Historic Exploration & Mine Development
The I-M Mine Property has a rich history of mining work completed between 1863 and 1956 by various operators. Extensive exploration and underground mine development were completed during that time on the I-M Mine Property. The I-M Mine Property and its comprehensive collection of original documents was rediscovered in 1990 by Consolidated Del Norte Ventures Inc., the predecessor company of Emgold Mining Corporation ("Emgold"), and efforts were made to reopen the historic mine.
Exploration & Mine Development 1851-1956
Exploration by historic operators from 1851 through to 1956 was mainly completed by lateral exploration (drift development) and raise or winze development. Levels were driven along the strike of the veins to determine their extent. Raises were developed upwards following the inclination of the vein and winzes were sunk down along the dip of the vein. Chip samples were assayed for mineralization of the quartz vein. In 1923, the first prospect drill was purchased. Following that, exploration holes were completed ahead of mine development to confirm vein locations and to locate vein extensions.
The I-M Mine Property encompasses a system of underground tunnels, many raises, numerous winzes, four inclined shafts, and two vertical shafts. An estimated equivalent of 72.8 miles (117 km) of underground tunnel occur at the I-M Mine Property, assuming typical drift dimensions of 7.5 ft x 8.5 ft (W x H).

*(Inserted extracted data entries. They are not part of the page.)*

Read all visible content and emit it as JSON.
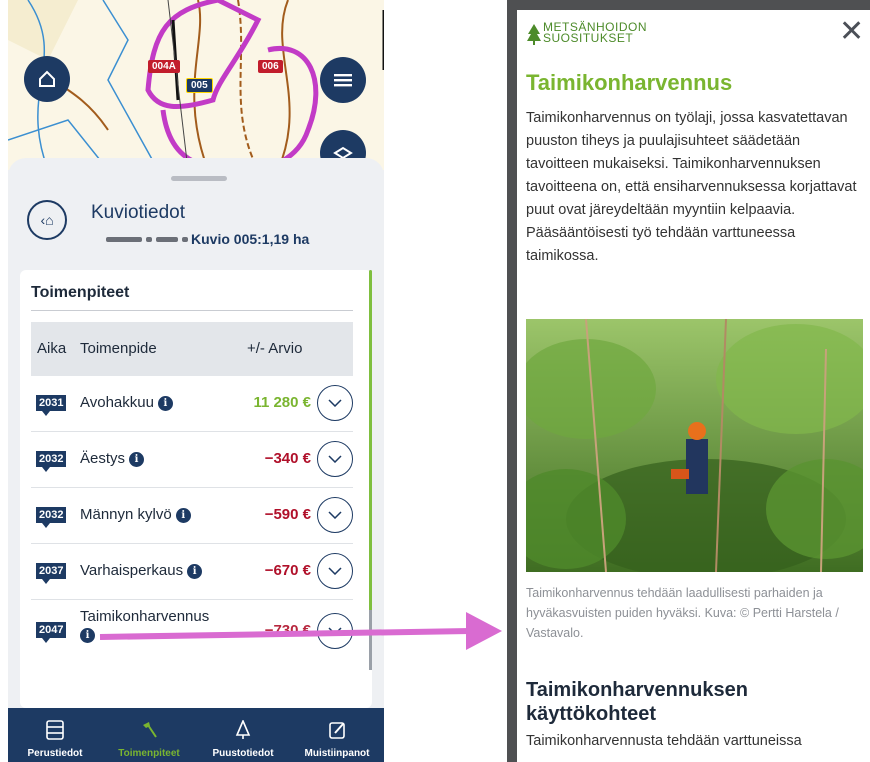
{
  "map": {
    "tags": [
      {
        "label": "004A",
        "color": "#c21d2c"
      },
      {
        "label": "005",
        "color": "#1d3a63"
      },
      {
        "label": "006",
        "color": "#c21d2c"
      }
    ]
  },
  "kuvio": {
    "title": "Kuviotiedot",
    "subtitle": "Kuvio 005:1,19 ha"
  },
  "toimenpiteet": {
    "title": "Toimenpiteet",
    "columns": [
      "Aika",
      "Toimenpide",
      "+/- Arvio"
    ],
    "rows": [
      {
        "year": "2031",
        "name": "Avohakkuu",
        "value": "11 280 €",
        "value_color": "#7ab530"
      },
      {
        "year": "2032",
        "name": "Äestys",
        "value": "−340 €",
        "value_color": "#b0102a"
      },
      {
        "year": "2032",
        "name": "Männyn kylvö",
        "value": "−590 €",
        "value_color": "#b0102a"
      },
      {
        "year": "2037",
        "name": "Varhaisperkaus",
        "value": "−670 €",
        "value_color": "#b0102a"
      },
      {
        "year": "2047",
        "name": "Taimikonharvennus",
        "value": "−730 €",
        "value_color": "#b0102a"
      }
    ]
  },
  "nav": {
    "items": [
      {
        "label": "Perustiedot",
        "icon": "table-icon",
        "active": false
      },
      {
        "label": "Toimenpiteet",
        "icon": "axe-icon",
        "active": true
      },
      {
        "label": "Puustotiedot",
        "icon": "tree-icon",
        "active": false
      },
      {
        "label": "Muistiinpanot",
        "icon": "edit-icon",
        "active": false
      }
    ],
    "active_color": "#7ab530"
  },
  "article": {
    "logo_line1": "METSÄNHOIDON",
    "logo_line2": "SUOSITUKSET",
    "title": "Taimikonharvennus",
    "body": "Taimikonharvennus on työlaji, jossa kasvatettavan puuston tiheys ja puulajisuhteet säädetään tavoitteen mukaiseksi. Taimikonharvennuksen tavoitteena on, että ensiharvennuksessa korjattavat puut ovat järeydeltään myyntiin kelpaavia. Pääsääntöisesti työ tehdään varttuneessa taimikossa.",
    "caption": "Taimikonharvennus tehdään laadullisesti parhaiden ja hyväkasvuisten puiden hyväksi. Kuva: © Pertti Harstela / Vastavalo.",
    "subheading": "Taimikonharvennuksen käyttökohteet",
    "body2": "Taimikonharvennusta tehdään varttuneissa"
  },
  "colors": {
    "navy": "#1d3a63",
    "green": "#7ab530",
    "negative": "#b0102a",
    "arrow": "#d96bd1"
  }
}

Based on available historic records, 883 exploratory holes totaling approximately 234,100 ft (71,354 m) were diamond drilled at a diameter of 7/8" (EX-size). Historic drill logs were not available for review and no historic drill core was preserved from past mining operations at the I-M Mine Property.
Exploration & Mine Development 2003-2004
Emgold and its former entities leased the I-M Mine Property from 1990 to 2013. Development work during this period included completion of a preliminary investigation of the mine records, publishing various technical reports on the I-M Mine Property, leasing or purchasing adjacent properties, various permit applications and associated environmental studies, development of a ceramics technology process, and completion of an exploration program. Emgold was unsuccessful in reopening the historic mine due to inability to raise necessary funding in the midst of unfavourable market conditions.
Emgold completed an exploration program on the I-M Mine Property in 2003 and 2004. Gold exploration consisted of 31 diamond drill holes totaling 21,335 ft (6,502 m) and 7 drill holes totaling 3,537 ft (1,078 m) were completed for geotechnical and ceramics feedstock work.